Namesnik and Dolan got together and decided nothing. They simply raced.
Eric's hope was to move out fast. Tom's strength is his freestyle finish. Eric had to build a big lead before that leg, especially on the first two legs, the butterfly and the backstroke. He simply didn't do it.
Tom was ahead at the end of the fly by .21 of a second, but when he and Eric touched at the end of the backstroke—swimming in lanes 3 and 4—they were in a dead heat at 2:02.87. It didn't matter. The race was done. The crowd of almost 15,000 made a lot of noise and the television pictures showed the closest of races, with Eric pushing ahead of Tom by .44 of a second at the end of the breaststroke leg. But everyone who knew the situation could predict that Tom would be the winner when he caught Eric in the final 50 meters of the freestyle. His final time was 4:14.90. Eric's time was 4:15.25.

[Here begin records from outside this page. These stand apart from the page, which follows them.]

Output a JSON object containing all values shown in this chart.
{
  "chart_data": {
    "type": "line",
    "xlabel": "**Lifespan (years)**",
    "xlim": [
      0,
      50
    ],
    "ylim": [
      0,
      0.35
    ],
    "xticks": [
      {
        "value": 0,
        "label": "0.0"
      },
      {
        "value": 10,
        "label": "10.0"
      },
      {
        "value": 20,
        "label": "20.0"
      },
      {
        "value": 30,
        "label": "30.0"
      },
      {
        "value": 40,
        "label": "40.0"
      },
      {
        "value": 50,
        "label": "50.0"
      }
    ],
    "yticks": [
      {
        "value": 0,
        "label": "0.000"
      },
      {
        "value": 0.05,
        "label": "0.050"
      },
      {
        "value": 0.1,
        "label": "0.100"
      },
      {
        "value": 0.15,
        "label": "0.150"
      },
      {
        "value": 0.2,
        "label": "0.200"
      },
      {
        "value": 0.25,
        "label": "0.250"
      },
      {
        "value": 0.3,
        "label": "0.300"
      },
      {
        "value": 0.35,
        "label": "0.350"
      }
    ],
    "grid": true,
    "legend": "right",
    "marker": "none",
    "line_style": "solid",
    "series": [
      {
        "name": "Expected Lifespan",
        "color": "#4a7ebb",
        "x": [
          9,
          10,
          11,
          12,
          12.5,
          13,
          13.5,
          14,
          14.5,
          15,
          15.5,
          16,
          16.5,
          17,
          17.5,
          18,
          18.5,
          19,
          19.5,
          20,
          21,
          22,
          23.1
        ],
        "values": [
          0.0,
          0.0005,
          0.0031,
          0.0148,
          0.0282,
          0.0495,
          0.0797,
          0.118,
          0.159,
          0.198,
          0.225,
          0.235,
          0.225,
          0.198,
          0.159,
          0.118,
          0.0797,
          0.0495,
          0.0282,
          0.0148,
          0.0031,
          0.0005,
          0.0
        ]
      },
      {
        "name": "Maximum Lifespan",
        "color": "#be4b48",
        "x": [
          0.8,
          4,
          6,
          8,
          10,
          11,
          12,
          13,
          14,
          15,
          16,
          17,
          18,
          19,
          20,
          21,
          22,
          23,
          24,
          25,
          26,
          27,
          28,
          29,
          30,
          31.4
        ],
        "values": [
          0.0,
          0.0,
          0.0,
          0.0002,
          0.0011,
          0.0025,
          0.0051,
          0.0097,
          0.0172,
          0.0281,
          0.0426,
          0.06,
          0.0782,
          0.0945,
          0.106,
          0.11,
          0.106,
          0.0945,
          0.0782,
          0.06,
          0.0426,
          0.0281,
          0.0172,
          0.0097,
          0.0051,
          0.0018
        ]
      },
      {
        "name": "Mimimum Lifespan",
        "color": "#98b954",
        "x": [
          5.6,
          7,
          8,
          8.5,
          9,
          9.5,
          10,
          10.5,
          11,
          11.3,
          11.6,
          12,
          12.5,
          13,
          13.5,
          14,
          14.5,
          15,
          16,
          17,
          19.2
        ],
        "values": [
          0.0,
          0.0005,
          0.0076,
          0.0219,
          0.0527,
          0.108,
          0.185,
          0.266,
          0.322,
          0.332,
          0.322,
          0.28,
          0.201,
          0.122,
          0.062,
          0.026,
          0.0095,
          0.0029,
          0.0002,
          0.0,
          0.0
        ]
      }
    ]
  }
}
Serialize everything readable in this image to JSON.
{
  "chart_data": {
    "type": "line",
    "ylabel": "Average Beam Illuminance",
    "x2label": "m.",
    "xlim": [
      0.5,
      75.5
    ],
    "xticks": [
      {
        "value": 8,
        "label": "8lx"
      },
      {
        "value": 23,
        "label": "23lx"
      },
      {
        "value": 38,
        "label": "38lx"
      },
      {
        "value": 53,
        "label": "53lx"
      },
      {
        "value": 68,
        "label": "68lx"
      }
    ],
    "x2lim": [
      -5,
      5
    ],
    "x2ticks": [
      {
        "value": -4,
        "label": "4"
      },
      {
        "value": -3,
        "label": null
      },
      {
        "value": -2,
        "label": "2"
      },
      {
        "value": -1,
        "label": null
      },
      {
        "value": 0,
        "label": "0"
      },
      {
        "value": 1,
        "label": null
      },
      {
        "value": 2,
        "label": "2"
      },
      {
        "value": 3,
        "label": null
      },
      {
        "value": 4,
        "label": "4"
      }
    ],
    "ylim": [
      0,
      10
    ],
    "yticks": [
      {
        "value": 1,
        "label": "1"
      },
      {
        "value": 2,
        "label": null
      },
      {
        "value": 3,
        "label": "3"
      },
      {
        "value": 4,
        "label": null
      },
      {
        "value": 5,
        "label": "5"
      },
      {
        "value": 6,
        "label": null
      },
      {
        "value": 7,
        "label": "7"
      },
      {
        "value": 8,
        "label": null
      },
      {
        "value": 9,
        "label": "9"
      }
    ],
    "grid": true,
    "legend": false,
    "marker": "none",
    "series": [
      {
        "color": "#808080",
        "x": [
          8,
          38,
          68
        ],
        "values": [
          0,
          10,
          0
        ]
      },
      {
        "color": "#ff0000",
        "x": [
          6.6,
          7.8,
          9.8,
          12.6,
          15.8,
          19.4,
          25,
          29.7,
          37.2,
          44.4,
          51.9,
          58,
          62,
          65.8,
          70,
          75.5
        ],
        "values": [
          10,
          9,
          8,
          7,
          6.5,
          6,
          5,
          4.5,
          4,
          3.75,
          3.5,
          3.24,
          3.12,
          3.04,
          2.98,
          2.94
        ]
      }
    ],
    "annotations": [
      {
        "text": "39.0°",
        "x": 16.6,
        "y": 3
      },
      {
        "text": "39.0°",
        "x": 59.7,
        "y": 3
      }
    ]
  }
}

Eric swam to his lonely spot on the rope, down the lane, left with the sight of the scoreboard and numbers he never could change. Tom looked at the crowd and raised the index finger on his right hand. Number 1. The applause again was for him.
"Eric looked so disappointed on the victory stand," Urbanchek said. "It's funny about silver. Gustavo Borges of Brazil had silver the other night [on Saturday, in the 200-meter freestyle], and you could see his happiness just flow out of him. Eric, I think that when he watches films of this 20 years from now he will wish that he had smiled more on the stand. Silver is a great accomplishment."
Eric did not believe that. Not now. As Tom was dragged here and there, hungry and jubilant, the television people finding the car to take Claudia and him to the interview with Costas—wait a minute, Katie Couric wants a few words with him before he goes—Eric talked quietly underneath the stands of the Aquatic Center. He told how he had started swimming as a kid because his sister was a swimmer and she brought home these little plastic trophies. He was six years old. He wanted those little trophies. He had been swimming for 19 years.
"I was trying for the gold medal tonight," he said. "It didn't happen."
The fact was pointed out that silver was a good medal. Maybe he hadn't won, but he had beaten everyone else in the world. Hadn't he?
"Yeah," Eric Namesnik said, "everyone except one."